Dostać filtra lub bana za cloaking w postaci Cufona to by była MEGA przesada. Przecież ten skrypt jest nawet promowany hasłem, że jest SEO friendly.
Z tego co wyczytałem to cloaking, który ma jedynie poprawiać estetykę jest dozwolony.
P.S.
Czy przypadkiem pineo.pl nie używa cufona? :>
Tak 😉 chce zobaczyć kiedy dostane filtra za to 🙂
Odnośnie „ukrywanie tekstu pod logiem”, lepiej użyć img+alt czy są jeszcze jakieś inne sposoby?
Dokładnie … lepiej użyc IMG oraz porządnie opisany ALT
@Zgred czy jest jakaś zauważalna różnica między blog, a strong?

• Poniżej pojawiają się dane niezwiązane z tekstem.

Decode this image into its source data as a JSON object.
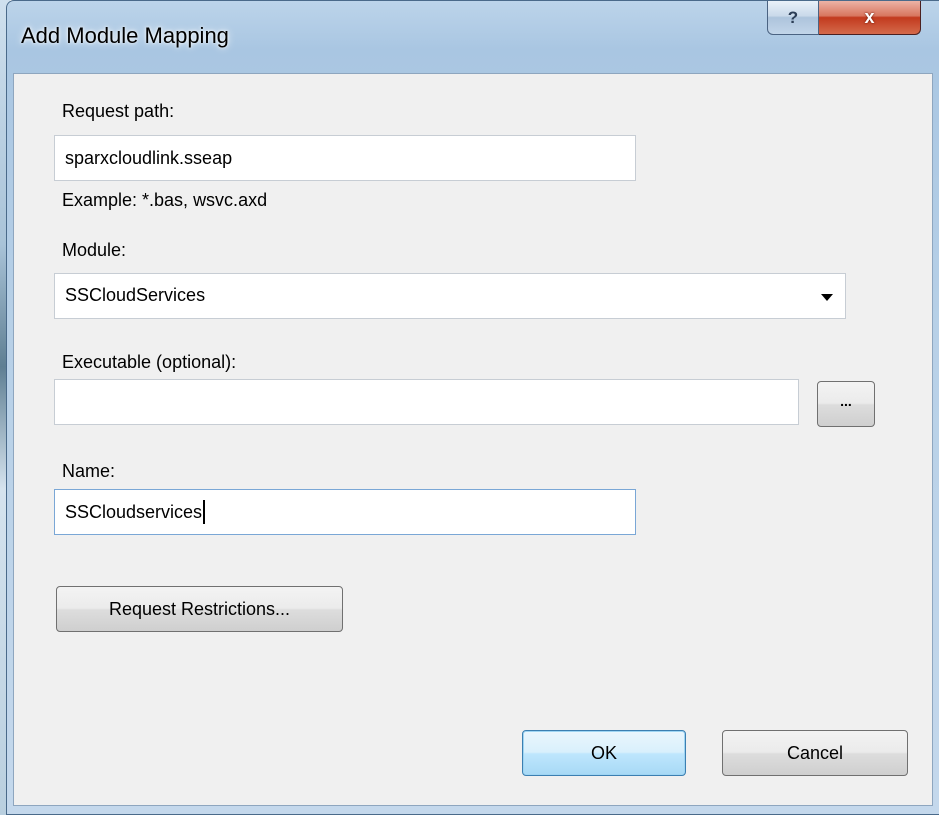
{
  "window": {
    "title": "Add Module Mapping",
    "help_label": "?",
    "close_label": "x"
  },
  "request_path": {
    "label": "Request path:",
    "value": "sparxcloudlink.sseap",
    "example": "Example: *.bas, wsvc.axd"
  },
  "module": {
    "label": "Module:",
    "selected": "SSCloudServices"
  },
  "executable": {
    "label": "Executable (optional):",
    "value": "",
    "browse_label": "..."
  },
  "name": {
    "label": "Name:",
    "value": "SSCloudservices"
  },
  "buttons": {
    "request_restrictions": "Request Restrictions...",
    "ok": "OK",
    "cancel": "Cancel"
  }
}
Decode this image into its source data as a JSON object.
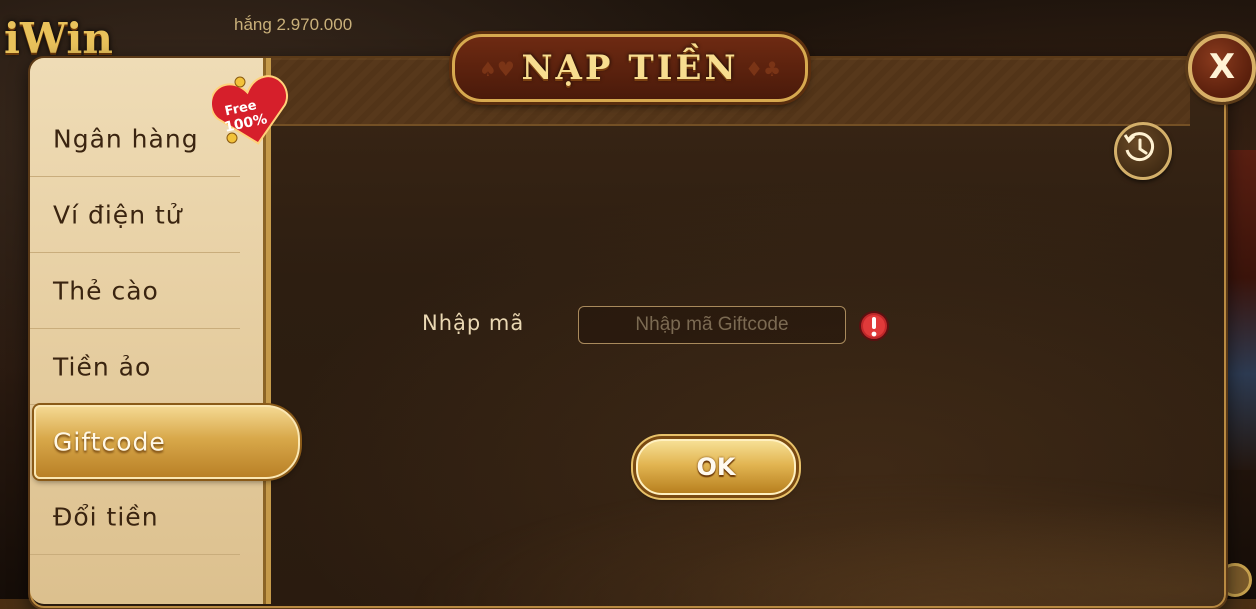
{
  "background": {
    "logo_text": "iWin",
    "winnings_text": "hắng 2.970.000"
  },
  "dialog": {
    "title": "NẠP TIỀN",
    "close_label": "X"
  },
  "sidebar": {
    "items": [
      {
        "label": "Ngân hàng",
        "active": false
      },
      {
        "label": "Ví điện tử",
        "active": false
      },
      {
        "label": "Thẻ cào",
        "active": false
      },
      {
        "label": "Tiền ảo",
        "active": false
      },
      {
        "label": "Giftcode",
        "active": true
      },
      {
        "label": "Đổi tiền",
        "active": false
      }
    ],
    "badge": {
      "line1": "Free",
      "line2": "100%"
    }
  },
  "form": {
    "code_label": "Nhập mã",
    "code_input": {
      "value": "",
      "placeholder": "Nhập mã Giftcode"
    },
    "submit_label": "OK"
  },
  "icons": {
    "history": "history-icon",
    "warning": "warning-icon",
    "close": "close-icon"
  },
  "colors": {
    "accent_gold": "#d7a94f",
    "panel_dark": "#2d1e11",
    "sidebar_cream": "#e6cea1",
    "warning_red": "#c0282a"
  }
}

Jaka jest zasada stosowania wyróżnienia w tekstach na stronie czy objęte powinny zostać tylko niektóre słowa kluczowe czy też wszystkie?
Jaki skrypt sklepu wg. Ciebie byłby najbardziej SEO-friendly?
Albo, który najłatwiej przystosować do swoich potrzeb. Ja trochę się męczę z KQS i myślę o Prestashop.
Może jeszcze coś innego?
Pozdrawiam
Maciej
* 1. Szkoda, że Cufon jest nie seo
* 2. „www.domena.pl/?blablabla ? z reguły pojawi się strona główna, to jest niepoprawnie” – sprawdziłem u siebie i mam dalej str. główną – tzn. co ma być: strona błędu 404, a czy tej nie przekierowujemy i tak na główną? ; sprawdziłem też http://www.domena.pl/artykuł/?blablabla i widzę dalej tę podstronę z artykułem – to jest OK?
* 3. „brak przyjaznych adresów URL jest przestępstwem” – do WP jest wtyczka robiąca w URLach polskie znaki IDN ą, ę…; warto stosować?
* 4. „brak operowania elementami H1, H2, H3, bold, strong” – mamy olać tę część optymalizacji?
* 5. Dziękować 🙂
cufon – możesz napisać dlaczego?
Akurat sam nie przepadam za tym wynalazkiem, ale mam w kilku templatkach.
Negatywów nie widzę, ale to zaplecza więc nimi o nic nie walczę.
cufon dośc czesto korzysta z text-indent odsuniętego o -10000em 🙂
Dobry zbiór podstawowych problemów spotykanych w sklepach.
A co sądzisz o prestashop i różnych sklepach stawianych na joomli i wordpressie?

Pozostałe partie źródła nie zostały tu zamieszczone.